IT'S BEEN a long and winding road for the Ouzts family that led from Augusta, working in the restaurant supply biz, to being proud owners of one of Savannah's best-loved and enduring local treasures.
Frank Ouzts Jr, aka “Papa,” had a good head for business and a fine touch in the kitchen that naturally led him to a long-standing career in restaurant supply. When opportunities began to open up in the Lowcountry he came to Savannah in 1965 with his family and eventually his love of BBQ led him to open a little take-out on Bay Street...and that’s where the story really begins.
The original spot was a take-out branch of Carey Hilliard’s, but within just two years “Papa” had made it his own, reformulating the sauce that bears a distinctive vinegary tang, changing the Brunswick stew to something closer to his family’s secret recipe, and making a shrimp salad that seafood lovers declare is positively addictive.
Frank’s son, Frank Ouzts III, was brought in to assist this transformation, and when “Papa” passed away in 1974, Frank’s management of this little take-out place took on a personality all its own and accrued a fan base that stretched from one end of Chatham County to the other.
Lawyer’s offices, bankers, construction crews and local foodies began to call in their orders and lines meandered down the busy sidewalk—clearly “Papa’s” was outgrowing its original BBQ shack and need a place to stretch its wings.
Enter a vivacious blonde with a can-do attitude and a bright, friendly smile: Judy and Frank, Jr. met while sweatin’ it out together at the Bay Street venue, and between her great business sense and his years of experience as BBQ master, big ideas (as well as a blooming romance!) began to send up smoke signals.
Frank and Judy seem naturally paired: she’s an elegant dresser, talkative and full of ideas and energy; Frank, with his pony tail and baseball cap, is more laid back with an intense gaze that belies his calm demeanor.
When they moved Papa’s to the north side of Whitemarsh Island in 1988, tucked into a modest strip mall out on Highway 80, it was a moment of mutually inspired genius.

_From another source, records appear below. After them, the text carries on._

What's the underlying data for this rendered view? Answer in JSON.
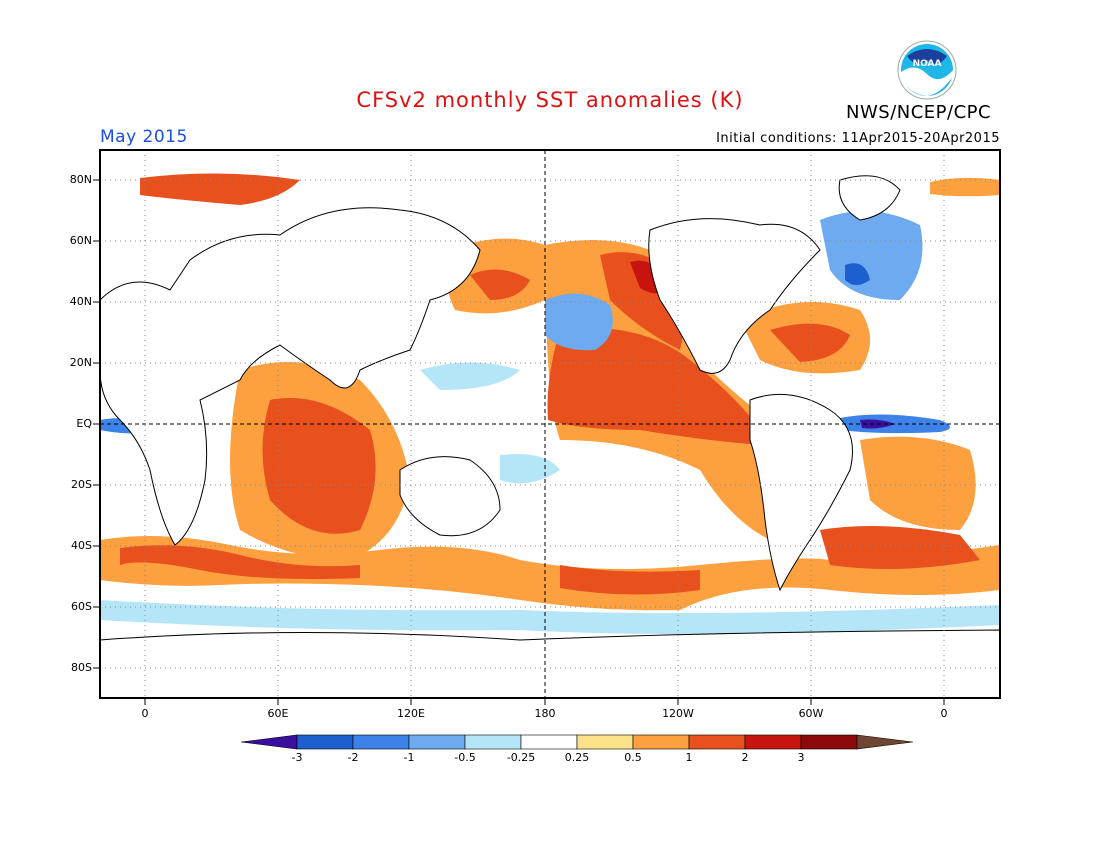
{
  "header": {
    "title": "CFSv2 monthly SST anomalies (K)",
    "agency": "NWS/NCEP/CPC",
    "month": "May 2015",
    "initial_conditions": "Initial conditions: 11Apr2015-20Apr2015",
    "logo_text": "NOAA"
  },
  "map": {
    "lat_labels": [
      "80N",
      "60N",
      "40N",
      "20N",
      "EQ",
      "20S",
      "40S",
      "60S",
      "80S"
    ],
    "lon_labels": [
      "0",
      "60E",
      "120E",
      "180",
      "120W",
      "60W",
      "0"
    ]
  },
  "colorbar": {
    "labels": [
      "-3",
      "-2",
      "-1",
      "-0.5",
      "-0.25",
      "0.25",
      "0.5",
      "1",
      "2",
      "3"
    ],
    "colors": [
      "#3a0fa0",
      "#1e5fd0",
      "#3c82e8",
      "#6eaaf0",
      "#b4e6f8",
      "#ffffff",
      "#fce38a",
      "#fca040",
      "#e8501e",
      "#c8140f",
      "#8c0a0a",
      "#6e4632"
    ]
  }
}
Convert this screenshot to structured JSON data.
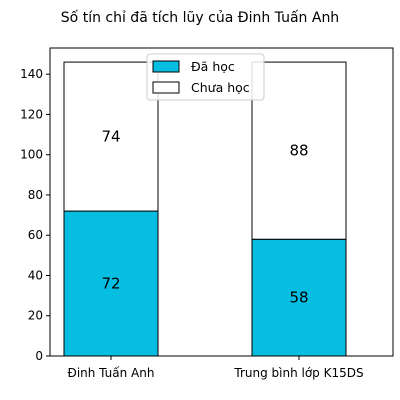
{
  "chart_data": {
    "type": "bar",
    "stacked": true,
    "title": "Số tín chỉ đã tích lũy của Đinh Tuấn Anh",
    "xlabel": "",
    "ylabel": "",
    "categories": [
      "Đinh Tuấn Anh",
      "Trung bình lớp K15DS"
    ],
    "series": [
      {
        "name": "Đã học",
        "values": [
          72,
          58
        ],
        "color": "#06bee1"
      },
      {
        "name": "Chưa học",
        "values": [
          74,
          88
        ],
        "color": "#ffffff"
      }
    ],
    "ylim": [
      0,
      153
    ],
    "yticks": [
      0,
      20,
      40,
      60,
      80,
      100,
      120,
      140
    ],
    "grid": false,
    "legend_position": "top-center",
    "edge_color": "#000000"
  }
}
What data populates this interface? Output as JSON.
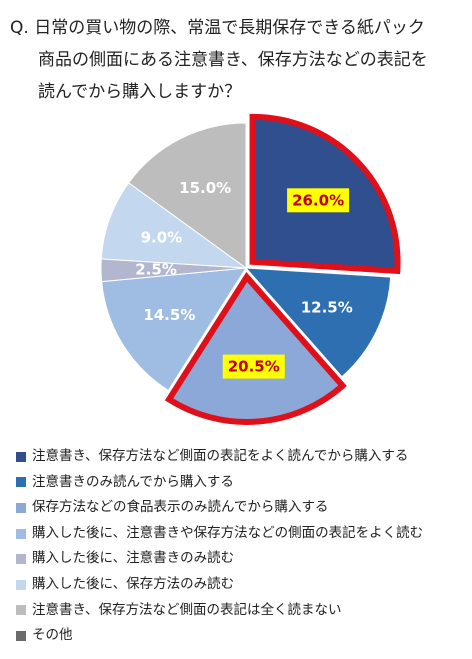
{
  "question": {
    "prefix": "Q.",
    "line1": "日常の買い物の際、常温で長期保存できる紙パック",
    "line2": "商品の側面にある注意書き、保存方法などの表記を",
    "line3": "読んでから購入しますか？"
  },
  "chart_data": {
    "type": "pie",
    "start_angle_deg": 0,
    "direction": "clockwise",
    "slices": [
      {
        "label": "注意書き、保存方法など側面の表記をよく読んでから購入する",
        "value": 26.0,
        "display": "26.0%",
        "color": "#2f4f8f",
        "highlighted": true
      },
      {
        "label": "注意書きのみ読んでから購入する",
        "value": 12.5,
        "display": "12.5%",
        "color": "#2e6fb2",
        "highlighted": false
      },
      {
        "label": "保存方法などの食品表示のみ読んでから購入する",
        "value": 20.5,
        "display": "20.5%",
        "color": "#8ba8d8",
        "highlighted": true
      },
      {
        "label": "購入した後に、注意書きや保存方法などの側面の表記をよく読む",
        "value": 14.5,
        "display": "14.5%",
        "color": "#9fbde3",
        "highlighted": false
      },
      {
        "label": "購入した後に、注意書きのみ読む",
        "value": 2.5,
        "display": "2.5%",
        "color": "#b2b7cf",
        "highlighted": false
      },
      {
        "label": "購入した後に、保存方法のみ読む",
        "value": 9.0,
        "display": "9.0%",
        "color": "#c3d8ee",
        "highlighted": false
      },
      {
        "label": "注意書き、保存方法など側面の表記は全く読まない",
        "value": 15.0,
        "display": "15.0%",
        "color": "#bdbdbd",
        "highlighted": false
      },
      {
        "label": "その他",
        "value": 0,
        "display": "",
        "color": "#6b6b6b",
        "highlighted": false
      }
    ],
    "highlight_color": "#e0101a",
    "label_highlight_bg": "#ffff00",
    "label_highlight_text": "#c00000",
    "label_text_color": "#ffffff"
  }
}
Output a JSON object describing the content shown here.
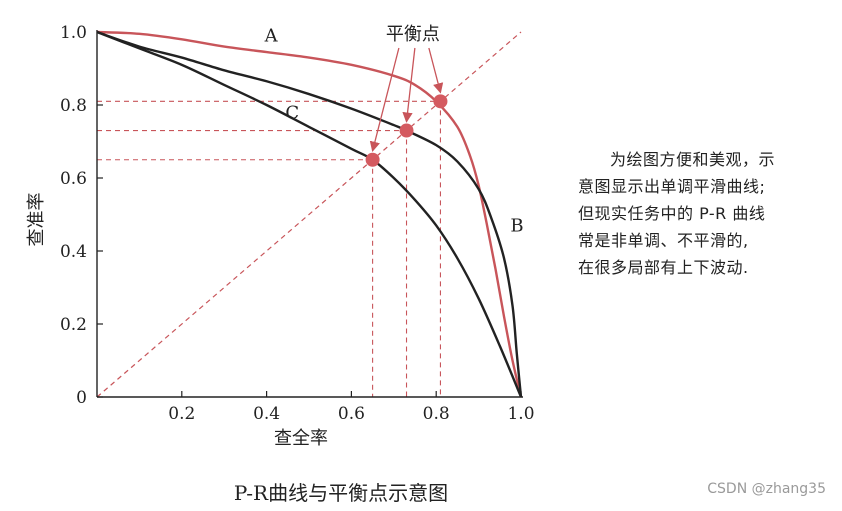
{
  "chart_data": {
    "type": "line",
    "title": "P-R曲线与平衡点示意图",
    "xlabel": "查全率",
    "ylabel": "查准率",
    "xlim": [
      0,
      1.0
    ],
    "ylim": [
      0,
      1.0
    ],
    "x_ticks": [
      "0.2",
      "0.4",
      "0.6",
      "0.8",
      "1.0"
    ],
    "y_ticks": [
      "0",
      "0.2",
      "0.4",
      "0.6",
      "0.8",
      "1.0"
    ],
    "grid": false,
    "series": [
      {
        "name": "A",
        "color": "#c8555a",
        "x": [
          0,
          0.1,
          0.2,
          0.3,
          0.4,
          0.5,
          0.6,
          0.7,
          0.75,
          0.8,
          0.85,
          0.88,
          0.9,
          0.92,
          0.94,
          0.96,
          0.98,
          1.0
        ],
        "y": [
          1.0,
          0.995,
          0.98,
          0.96,
          0.945,
          0.93,
          0.91,
          0.88,
          0.855,
          0.81,
          0.74,
          0.66,
          0.58,
          0.47,
          0.35,
          0.22,
          0.1,
          0
        ]
      },
      {
        "name": "B",
        "color": "#222222",
        "x": [
          0,
          0.1,
          0.2,
          0.3,
          0.4,
          0.5,
          0.6,
          0.7,
          0.73,
          0.8,
          0.85,
          0.9,
          0.93,
          0.96,
          0.98,
          0.99,
          1.0
        ],
        "y": [
          1.0,
          0.96,
          0.93,
          0.895,
          0.865,
          0.83,
          0.79,
          0.745,
          0.73,
          0.69,
          0.645,
          0.57,
          0.49,
          0.38,
          0.25,
          0.12,
          0
        ]
      },
      {
        "name": "C",
        "color": "#222222",
        "x": [
          0,
          0.1,
          0.2,
          0.3,
          0.4,
          0.5,
          0.6,
          0.65,
          0.7,
          0.75,
          0.8,
          0.85,
          0.9,
          0.95,
          1.0
        ],
        "y": [
          1.0,
          0.955,
          0.91,
          0.855,
          0.8,
          0.74,
          0.68,
          0.65,
          0.6,
          0.54,
          0.47,
          0.38,
          0.27,
          0.14,
          0
        ]
      }
    ],
    "reference_line": {
      "x": [
        0,
        1.0
      ],
      "y": [
        0,
        1.0
      ],
      "style": "dashed",
      "color": "#c8555a"
    },
    "break_even_points": [
      {
        "series": "C",
        "x": 0.65,
        "y": 0.65
      },
      {
        "series": "B",
        "x": 0.73,
        "y": 0.73
      },
      {
        "series": "A",
        "x": 0.81,
        "y": 0.81
      }
    ],
    "point_color": "#d45a60",
    "annotation": "平衡点"
  },
  "note_lines": [
    "为绘图方便和美观，示",
    "意图显示出单调平滑曲线;",
    "但现实任务中的 P-R 曲线",
    "常是非单调、不平滑的,",
    "在很多局部有上下波动."
  ],
  "watermark": "CSDN @zhang35"
}
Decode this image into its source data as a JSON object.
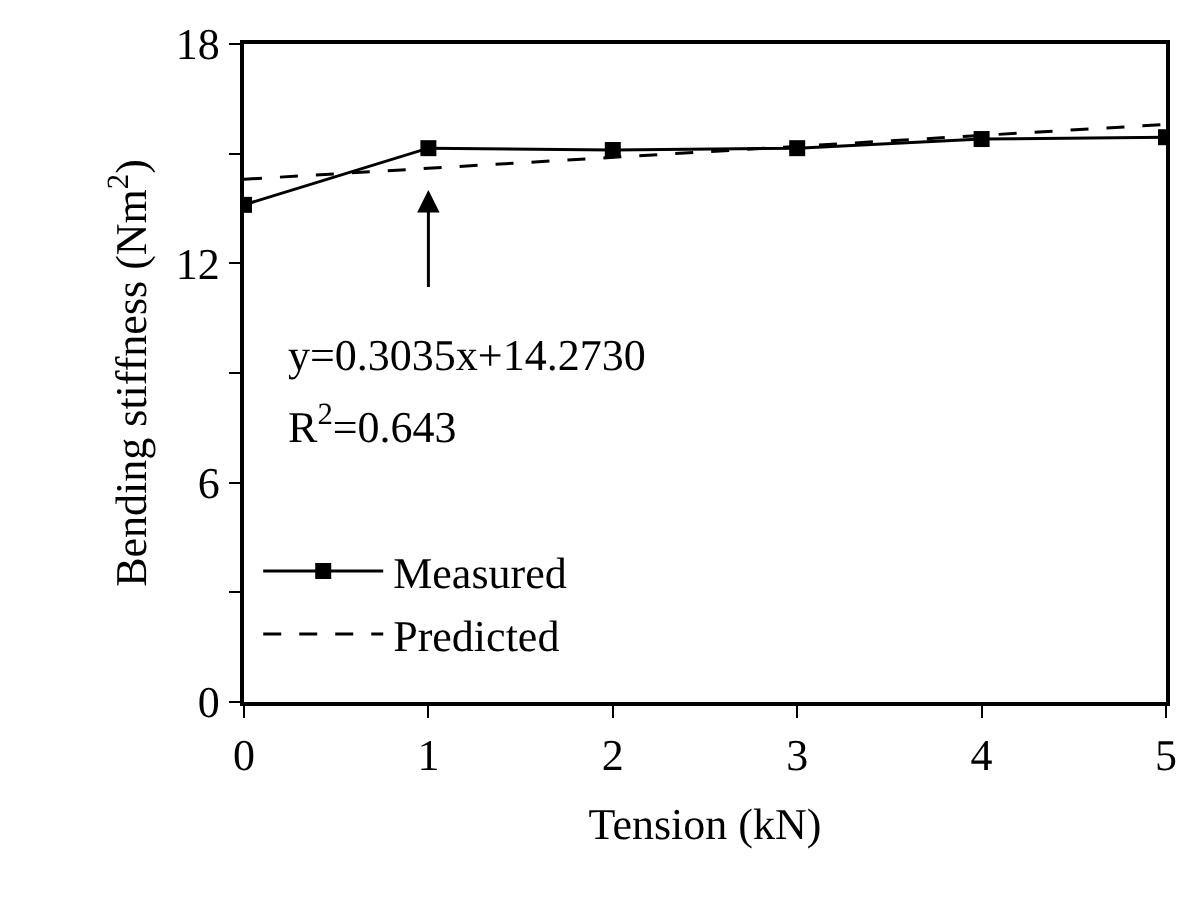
{
  "chart_data": {
    "type": "line",
    "xlabel": "Tension (kN)",
    "ylabel": "Bending stiffness (Nm$^{2}$)",
    "x": [
      0,
      1,
      2,
      3,
      4,
      5
    ],
    "series": [
      {
        "name": "Measured",
        "color": "#000000",
        "values": [
          13.6,
          15.15,
          15.1,
          15.15,
          15.4,
          15.45
        ],
        "marker": "square",
        "line_style": "solid"
      },
      {
        "name": "Predicted",
        "color": "#000000",
        "type": "line",
        "x": [
          0,
          5
        ],
        "values": [
          14.3,
          15.8
        ],
        "marker": "none",
        "line_style": "dashed"
      }
    ],
    "xlim": [
      0,
      5
    ],
    "xticks": [
      0,
      1,
      2,
      3,
      4,
      5
    ],
    "ylim": [
      0,
      18
    ],
    "yticks": [
      0,
      {
        "value": 3,
        "label": null
      },
      6,
      {
        "value": 9,
        "label": null
      },
      12,
      {
        "value": 15,
        "label": null
      },
      18
    ],
    "legend": "left",
    "annotations": [
      "y=0.3035x+14.2730",
      "R$^{2}$=0.643"
    ]
  }
}
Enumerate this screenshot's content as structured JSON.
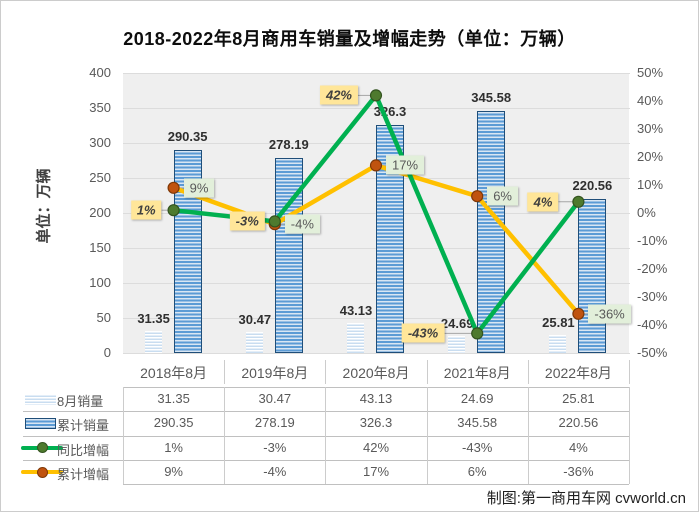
{
  "title": "2018-2022年8月商用车销量及增幅走势（单位：万辆）",
  "y_axis_title": "单位：万辆",
  "credit": "制图:第一商用车网 cvworld.cn",
  "chart_data": {
    "type": "bar",
    "subtype": "bar-line-combo",
    "title": "2018-2022年8月商用车销量及增幅走势（单位：万辆）",
    "categories": [
      "2018年8月",
      "2019年8月",
      "2020年8月",
      "2021年8月",
      "2022年8月"
    ],
    "series": [
      {
        "name": "8月销量",
        "kind": "bar",
        "style": "light-bar",
        "values": [
          31.35,
          30.47,
          43.13,
          24.69,
          25.81
        ],
        "label_suffix": ""
      },
      {
        "name": "累计销量",
        "kind": "bar",
        "style": "dark-bar",
        "values": [
          290.35,
          278.19,
          326.3,
          345.58,
          220.56
        ],
        "label_suffix": ""
      },
      {
        "name": "同比增幅",
        "kind": "line",
        "style": "green-line",
        "values": [
          1,
          -3,
          42,
          -43,
          4
        ],
        "label_suffix": "%"
      },
      {
        "name": "累计增幅",
        "kind": "line",
        "style": "orange-line",
        "values": [
          9,
          -4,
          17,
          6,
          -36
        ],
        "label_suffix": "%"
      }
    ],
    "left_axis": {
      "title": "单位：万辆",
      "min": 0,
      "max": 400,
      "step": 50,
      "ticks": [
        "400",
        "350",
        "300",
        "250",
        "200",
        "150",
        "100",
        "50",
        "0"
      ]
    },
    "right_axis": {
      "min": -50,
      "max": 50,
      "step": 10,
      "ticks": [
        "50%",
        "40%",
        "30%",
        "20%",
        "10%",
        "0%",
        "-10%",
        "-20%",
        "-30%",
        "-40%",
        "-50%"
      ]
    },
    "grid": true,
    "legend_position": "bottom-table",
    "colors": {
      "bar_light": "#BDD7EE",
      "bar_dark": "#5B9BD5",
      "bar_dark_border": "#1F4E79",
      "line_green": "#00B050",
      "line_orange": "#FFC000",
      "marker_green": "#4E7A2E",
      "marker_green_ring": "#33531F",
      "marker_orange": "#C0530F",
      "marker_orange_ring": "#7F3807",
      "label_bg_yellow": "#FFE699",
      "label_bg_green": "#E2EFDA",
      "plot_bg": "#EFEFEF",
      "gridline": "#DCDCDC"
    }
  }
}
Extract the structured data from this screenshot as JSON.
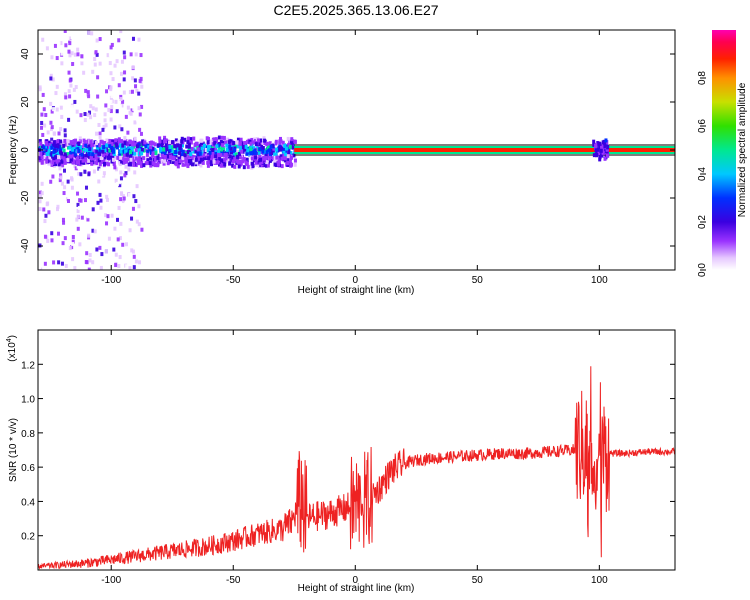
{
  "title": "C2E5.2025.365.13.06.E27",
  "chart_data": [
    {
      "type": "heatmap",
      "xlabel": "Height of straight line (km)",
      "ylabel": "Frequency (Hz)",
      "xlim": [
        -130,
        131
      ],
      "ylim": [
        -50,
        50
      ],
      "xticks": [
        -100,
        -50,
        0,
        50,
        100
      ],
      "yticks": [
        -40,
        -20,
        0,
        20,
        40
      ],
      "colorbar": {
        "label": "Normalized spectral amplitude",
        "range": [
          0.0,
          1.0
        ],
        "ticks": [
          0.0,
          0.2,
          0.4,
          0.6,
          0.8
        ]
      },
      "features": {
        "main_band_frequency": 0,
        "scatter_region_x": [
          -130,
          -100
        ],
        "broad_band_region_x": [
          -100,
          -25
        ],
        "narrow_line_region_x": [
          -25,
          131
        ],
        "disturbance_center_x": 100
      }
    },
    {
      "type": "line",
      "xlabel": "Height of straight line (km)",
      "ylabel": "SNR (10 * v/v)",
      "y_multiplier": "(x10",
      "y_multiplier_exponent": "4",
      "y_multiplier_close": ")",
      "xlim": [
        -130,
        131
      ],
      "ylim": [
        0,
        1.4
      ],
      "xticks": [
        -100,
        -50,
        0,
        50,
        100
      ],
      "yticks": [
        0.2,
        0.4,
        0.6,
        0.8,
        1.0,
        1.2
      ],
      "series": [
        {
          "name": "SNR",
          "color": "#ee2222",
          "x": [
            -130,
            -110,
            -100,
            -80,
            -60,
            -50,
            -40,
            -30,
            -26,
            -22,
            -20,
            -10,
            0,
            5,
            10,
            15,
            20,
            25,
            30,
            40,
            50,
            60,
            70,
            80,
            90,
            95,
            100,
            102,
            110,
            120,
            131
          ],
          "values": [
            0.02,
            0.04,
            0.06,
            0.1,
            0.14,
            0.17,
            0.21,
            0.24,
            0.28,
            0.42,
            0.3,
            0.33,
            0.38,
            0.4,
            0.48,
            0.58,
            0.62,
            0.64,
            0.65,
            0.66,
            0.67,
            0.68,
            0.68,
            0.69,
            0.7,
            0.72,
            0.68,
            0.68,
            0.68,
            0.69,
            0.69
          ]
        }
      ]
    }
  ]
}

Downtowners already formed an avid fan base, but throw Wilmington Islanders and Tybee locals and tourists into the mix to spread the word and soon the little parking lot was overflowing with new customers.
The rich and tasty Brunswick stew, tenderly succulent ribs, fresh shrimp salad and house-made desserts became the menu must-haves of a new generation in east Savannah. Bolstered by a firm and loyal generation of stalwarts who, to this day, make it all the way out Highway 80 just to satisfy their yen for creamy, sherry-laced crab stew and delectable smoked beef brisket, as well as a substantial boost from internet socializing and big review sites like Trip Advisor, “Papa’s BBQ & Seafood” far outgrew its beginnings as the little ‘Q hut on the corner.
Frank told me, “We have folks in here that have been eating here since 1972, bringing in kids and grandkids. We do a lot of catering too, so with weddings and parties the business began to outgrow even the second spot and we had to start searching around for a bigger place.”
“Oh, it had reached critical mass by the time we got into the first decade there!” Judy laughs.
The ambience at Papa’s is almost soothing, and at 4000 square feet there’s plenty of space for hungry patrons and their families, as well as a new full bar that holds many happy customers.
Check out the long wall on your left as you enter and you’ll see plenty of awards, thank-you notes from grateful charities, and even an encased stars-and-stripes from the governor—and sure, piggy sculptures too—hey, it’s a ‘Q place, folks! The hostess and servers and the GM Max Mattes are as nice as they come, obviously happy to be there.
Longtime staff seems to be the rule rather than the exception. Manager Sommer Smith has happily served here 14 years. Inez and Charlesetta have been baking and grilling, mixing Papa’s famous sauce and producing delicately fried seafood for over 30 years.
Pit-master George Bost has lent his skills in smoking and roasting for decades. It’s a place known for high quality, great taste, reasonable prices and generous portions.
“We get a lot of restaurant people in here too,” says Frank, “Herb Traub loved the place, and Paula Deen still comes in at least once a month.”
Judy, adds, “I could see a few years ago that tacos were fast becoming a fun food that had left Mexican restaurants and branched out, so we added shrimp, pork and brisket tacos that people just go crazy for!”
Frank remembers to keep the traditional dishes up front too, and freshness is the key: “We do stuff the hard way—our prep staff is huge!—because everything you order gets made from scratch—and it keeps people coming back for more!”